The screen blinked. Static. Then—

Voices.

"...He's not ready," said Commander Myles. His tone was hard, clipped. "He barely controls it. The console should've gone to someone with senior training."

"He's syncing faster than we predicted," came Kade's calm reply. "The console chose him and wouldn't choose anyone else. We can't change that."

Myles exhaled. His voice lowered. "Do you remember what the Genesis Console is? What it was used for before it went dark? This isn't just a tool—it's a weapon. If the wrong people find out it's online again…"

There was a pause, and Alex leaned in unconsciously.

"They'd come for him," Myles continued. "And for us. And not everyone in the Society has clean motives."

"I know the risks," Kade said. "But I've seen Alex in the field. He's rough, sure—but he's also real. He reacts with instinct and empathy. That's rare."

"You're gambling lives on this, Kade."

"I already have."

The footage ended in a hiss of static. Alex stood frozen, the screen's glow reflecting off his eyes.

Alex backed away from the footage , his breath caught in his chest.

Genesis whispered, "So… not everyone believes in you. Not yet."

Alex didn't answer. But the weight in his chest hardened into something sharper.

Later, during a cooldown break in the sim-garden, the pulse-light trees glowed soft lavender. Alex found a quiet spot to rest—but noticed someone sitting beneath the central tree.

A girl, around his age, cross-legged and humming quietly to herself. Her copper-blonde braid glinted under the lights. In her hands was a shifting holo-puzzle, flickering with fragmented algorithms.

She looked up and smiled. "Hey. You're Alex, right?"

He hesitated. "Yeah. And you are?"

"Sera. Just transferred from Central Branch." She tilted her head. "I heard about you. Sentient console bonding and all that. Pretty impressive."

Alex blinked. "People talk fast."

"They do. Especially when someone makes waves."

He offered a cautious smile. "You into simulations?"

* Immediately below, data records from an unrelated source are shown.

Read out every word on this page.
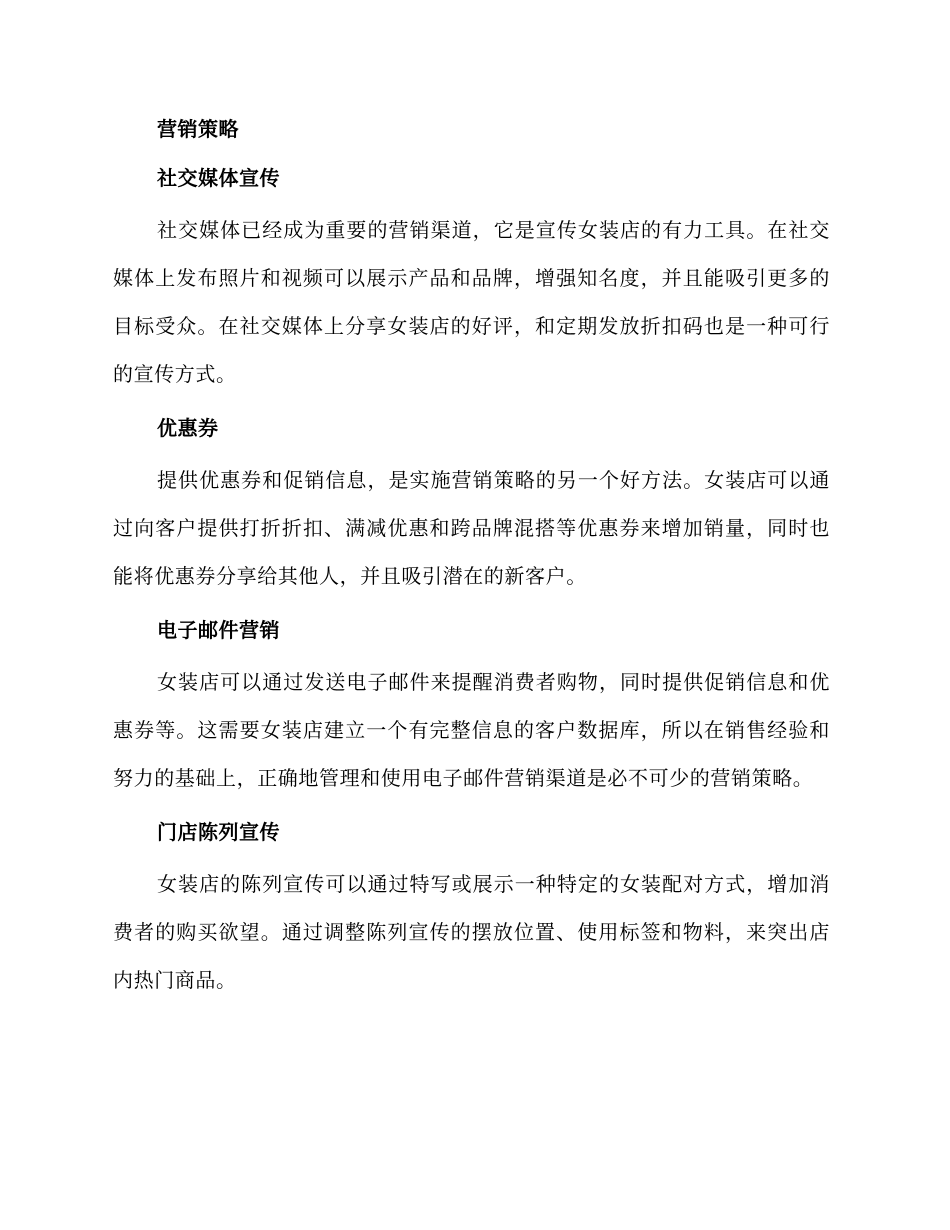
营销策略
社交媒体宣传

社交媒体已经成为重要的营销渠道，它是宣传女装店的有力工具。在社交媒体上发布照片和视频可以展示产品和品牌，增强知名度，并且能吸引更多的目标受众。在社交媒体上分享女装店的好评，和定期发放折扣码也是一种可行的宣传方式。

优惠券

提供优惠券和促销信息，是实施营销策略的另一个好方法。女装店可以通过向客户提供打折折扣、满减优惠和跨品牌混搭等优惠券来增加销量，同时也能将优惠券分享给其他人，并且吸引潜在的新客户。

电子邮件营销

女装店可以通过发送电子邮件来提醒消费者购物，同时提供促销信息和优惠券等。这需要女装店建立一个有完整信息的客户数据库，所以在销售经验和努力的基础上，正确地管理和使用电子邮件营销渠道是必不可少的营销策略。

门店陈列宣传

女装店的陈列宣传可以通过特写或展示一种特定的女装配对方式，增加消费者的购买欲望。通过调整陈列宣传的摆放位置、使用标签和物料，来突出店内热门商品。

"I build them," she said, her voice proud but kind. "Want to see one sometime?"

Something in Alex eased. Maybe it was her openness. Maybe it was the way her presence didn't press—just invited.

"Yeah," he said. "I'd like that."

Genesis hummed. "Romantic tension index: recalibrating. Lena may have competition."

Alex rolled his eyes. "Not everything is about tension."

But deep down, he felt it too.

Something had shifted. And it wasn't over.